传讯兵重重地点头,又一溜烟儿地跑下个帐篷传话。
司绒捏着油纸包,刚回帐篷里坐下,帐帘“哗啦”地被掀开,霎时刮进来一阵裹着雪沫的冷风,司绒透过稚山肩头与帐帘的缝隙,看着那酷蓝的天空有点儿晃眼。
“太子来了。”
第50章 针尖对麦芒
越往北, 雪越大。
封暄冒着大雪连日疾奔,几乎是咬在阿悍尔车队的尾巴跟着,双方默契地保持不远不近的距离。
在那几日,他举目间只有茫茫天地, 他知道司绒就在前方二十里的地方, 雪林白影里, 搁满了她那夜果决离去的背影。
他不能上前,皇后把他的理智吊了回来,就是告诉他一个事实,此刻对司绒冒进, 就等同于把他从司绒心里彻底踢出去, 司绒会做得更绝。
而此刻退一步,才能重新规划一条合理地站到她身边的路, 与她对话,甚至与她并肩。
对待司绒, 不能操之过急。
不能急。
这三个字死死压着封暄抽响马鞭的力道,与他胸口沸腾的情绪激烈对冲。
掌心的伤口为此反复磨破,结了薄痂再磨掉,重新结痂再脱落, 染得缰绳上满是血渍。
他都不在意,面容在风雪中无比冷酷,一切痛感都变得迟钝, 只有心底在源源不断地淌血。
这场自我折磨到翼城才停下, 他站在翼城城楼上目送那支车马队继续北上,直到天际线再也看不到她的影子。
而后便沉入了忙碌的状态里。
先到翼城校场巡了一遍青云军。
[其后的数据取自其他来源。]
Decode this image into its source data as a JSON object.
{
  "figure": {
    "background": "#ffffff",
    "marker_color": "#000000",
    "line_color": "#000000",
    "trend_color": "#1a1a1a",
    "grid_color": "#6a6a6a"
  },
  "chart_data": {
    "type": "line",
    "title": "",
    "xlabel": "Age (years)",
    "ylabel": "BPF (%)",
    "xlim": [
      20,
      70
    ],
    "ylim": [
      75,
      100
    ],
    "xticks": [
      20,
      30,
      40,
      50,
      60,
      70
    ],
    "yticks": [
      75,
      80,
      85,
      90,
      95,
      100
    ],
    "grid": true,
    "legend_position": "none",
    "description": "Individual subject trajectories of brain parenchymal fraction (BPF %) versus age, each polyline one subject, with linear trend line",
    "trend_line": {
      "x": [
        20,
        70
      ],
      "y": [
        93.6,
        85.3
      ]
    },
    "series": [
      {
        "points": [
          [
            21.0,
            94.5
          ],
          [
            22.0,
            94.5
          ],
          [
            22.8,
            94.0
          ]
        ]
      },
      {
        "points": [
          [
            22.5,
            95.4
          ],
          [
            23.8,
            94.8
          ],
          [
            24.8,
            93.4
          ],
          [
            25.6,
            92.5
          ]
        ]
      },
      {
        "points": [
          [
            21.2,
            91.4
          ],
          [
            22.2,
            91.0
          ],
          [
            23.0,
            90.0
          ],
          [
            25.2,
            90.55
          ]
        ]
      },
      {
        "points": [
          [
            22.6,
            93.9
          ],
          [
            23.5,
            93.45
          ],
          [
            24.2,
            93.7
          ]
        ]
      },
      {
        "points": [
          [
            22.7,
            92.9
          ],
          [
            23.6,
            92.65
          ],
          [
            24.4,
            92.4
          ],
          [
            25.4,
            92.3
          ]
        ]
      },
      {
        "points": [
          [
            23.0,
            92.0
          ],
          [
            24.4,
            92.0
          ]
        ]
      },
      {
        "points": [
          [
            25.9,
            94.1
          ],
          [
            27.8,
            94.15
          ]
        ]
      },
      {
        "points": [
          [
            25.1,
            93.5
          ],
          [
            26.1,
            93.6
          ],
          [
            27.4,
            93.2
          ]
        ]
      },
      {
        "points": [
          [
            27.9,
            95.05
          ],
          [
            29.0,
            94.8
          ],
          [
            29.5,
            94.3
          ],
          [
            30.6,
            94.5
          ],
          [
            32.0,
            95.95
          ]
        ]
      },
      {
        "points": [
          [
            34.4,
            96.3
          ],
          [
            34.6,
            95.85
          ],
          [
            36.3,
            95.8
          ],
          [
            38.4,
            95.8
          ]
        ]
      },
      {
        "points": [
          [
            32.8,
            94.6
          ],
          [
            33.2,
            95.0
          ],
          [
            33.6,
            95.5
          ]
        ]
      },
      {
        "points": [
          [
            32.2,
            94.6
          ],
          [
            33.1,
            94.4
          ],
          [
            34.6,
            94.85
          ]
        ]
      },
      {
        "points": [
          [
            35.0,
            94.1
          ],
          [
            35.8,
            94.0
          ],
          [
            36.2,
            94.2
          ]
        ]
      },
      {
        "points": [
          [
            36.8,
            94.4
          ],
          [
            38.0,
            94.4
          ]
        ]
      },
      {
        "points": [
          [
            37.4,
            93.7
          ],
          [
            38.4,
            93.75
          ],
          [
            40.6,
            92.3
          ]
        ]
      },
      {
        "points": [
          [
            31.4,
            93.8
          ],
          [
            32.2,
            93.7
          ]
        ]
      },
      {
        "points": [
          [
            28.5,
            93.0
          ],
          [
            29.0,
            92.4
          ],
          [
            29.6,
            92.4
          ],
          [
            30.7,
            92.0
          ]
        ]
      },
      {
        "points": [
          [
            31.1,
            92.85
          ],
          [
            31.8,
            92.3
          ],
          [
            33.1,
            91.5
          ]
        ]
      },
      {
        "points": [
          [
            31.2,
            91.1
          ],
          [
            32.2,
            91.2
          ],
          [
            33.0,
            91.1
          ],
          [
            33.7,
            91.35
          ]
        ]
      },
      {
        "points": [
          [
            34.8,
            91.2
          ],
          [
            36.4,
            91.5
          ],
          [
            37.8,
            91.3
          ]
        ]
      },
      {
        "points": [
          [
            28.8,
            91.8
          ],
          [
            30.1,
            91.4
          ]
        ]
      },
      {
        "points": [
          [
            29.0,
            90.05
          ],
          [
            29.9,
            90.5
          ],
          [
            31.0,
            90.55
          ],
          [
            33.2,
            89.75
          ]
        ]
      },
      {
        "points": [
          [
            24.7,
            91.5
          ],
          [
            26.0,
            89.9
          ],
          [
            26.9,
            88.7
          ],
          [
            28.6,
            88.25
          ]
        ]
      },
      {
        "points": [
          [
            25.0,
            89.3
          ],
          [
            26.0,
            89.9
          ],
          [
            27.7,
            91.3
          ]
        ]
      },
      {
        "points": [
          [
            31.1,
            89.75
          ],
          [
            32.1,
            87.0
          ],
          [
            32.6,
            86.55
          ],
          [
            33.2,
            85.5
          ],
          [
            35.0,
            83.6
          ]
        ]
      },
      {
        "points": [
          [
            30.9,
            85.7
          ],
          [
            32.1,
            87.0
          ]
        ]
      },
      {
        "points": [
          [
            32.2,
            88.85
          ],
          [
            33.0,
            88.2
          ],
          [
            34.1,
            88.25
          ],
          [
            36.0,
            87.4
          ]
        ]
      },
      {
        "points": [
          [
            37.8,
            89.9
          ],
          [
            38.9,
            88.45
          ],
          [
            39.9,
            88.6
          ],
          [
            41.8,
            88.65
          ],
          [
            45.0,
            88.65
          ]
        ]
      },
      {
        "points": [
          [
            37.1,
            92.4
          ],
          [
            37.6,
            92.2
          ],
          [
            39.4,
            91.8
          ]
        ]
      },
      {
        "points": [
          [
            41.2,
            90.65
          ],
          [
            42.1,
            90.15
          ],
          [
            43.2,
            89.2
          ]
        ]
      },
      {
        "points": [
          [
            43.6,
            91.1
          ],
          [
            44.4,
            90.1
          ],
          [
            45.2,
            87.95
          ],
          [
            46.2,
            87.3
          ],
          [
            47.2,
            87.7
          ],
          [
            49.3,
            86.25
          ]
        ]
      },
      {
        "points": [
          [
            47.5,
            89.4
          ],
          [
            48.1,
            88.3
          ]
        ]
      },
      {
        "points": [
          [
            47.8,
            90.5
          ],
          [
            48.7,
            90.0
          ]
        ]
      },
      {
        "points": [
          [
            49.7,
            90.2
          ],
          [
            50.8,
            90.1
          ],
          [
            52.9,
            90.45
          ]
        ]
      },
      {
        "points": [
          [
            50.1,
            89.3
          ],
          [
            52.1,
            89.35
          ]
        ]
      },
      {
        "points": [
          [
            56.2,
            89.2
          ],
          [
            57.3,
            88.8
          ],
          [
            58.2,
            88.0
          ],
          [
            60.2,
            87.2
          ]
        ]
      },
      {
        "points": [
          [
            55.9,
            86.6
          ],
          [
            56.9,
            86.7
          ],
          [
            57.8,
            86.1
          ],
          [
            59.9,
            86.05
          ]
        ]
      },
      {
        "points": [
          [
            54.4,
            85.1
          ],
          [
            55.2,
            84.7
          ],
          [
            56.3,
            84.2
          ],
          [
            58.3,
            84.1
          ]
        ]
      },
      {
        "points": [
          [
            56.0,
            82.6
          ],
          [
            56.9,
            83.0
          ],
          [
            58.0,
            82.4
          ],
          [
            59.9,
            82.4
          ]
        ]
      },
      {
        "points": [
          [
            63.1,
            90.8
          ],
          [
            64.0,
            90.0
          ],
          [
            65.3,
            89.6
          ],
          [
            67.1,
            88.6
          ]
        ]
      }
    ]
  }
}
封祺性格温吞, 在军营里磨了一段时间, 苦头没少吃, 人也瘦了一圈,但那锐气是被拔高了些,再磨一磨可以送上前线见见血了。
巡过青云军后,封暄没作停留,连夜往东,赶往唐羊关六城中最靠北的旭州城,在这儿与李栗碰了一面。
落日斜铺的时候,两人站在甲板上。
这是一条崭新的战船,封暄从山南海域的航道中抽出来的银子数额巨大,除了养兵,就是用来造船养船。原本是用来对付阿勒的,现在山南风平浪静,海寇退出了铁扇群岛,战场变成航道,旭州湾这批新战船连血都未见过。
须臾,浪沫拍打船身,天际的橘云刺眼。
工匠和士兵都已就位。臂力雄浑的士兵站在一只怪异的四足铜柜旁,四足柜上边搁着长长的巨筒,他手里拉着一只鼓风柄似的东西,随时准备演示。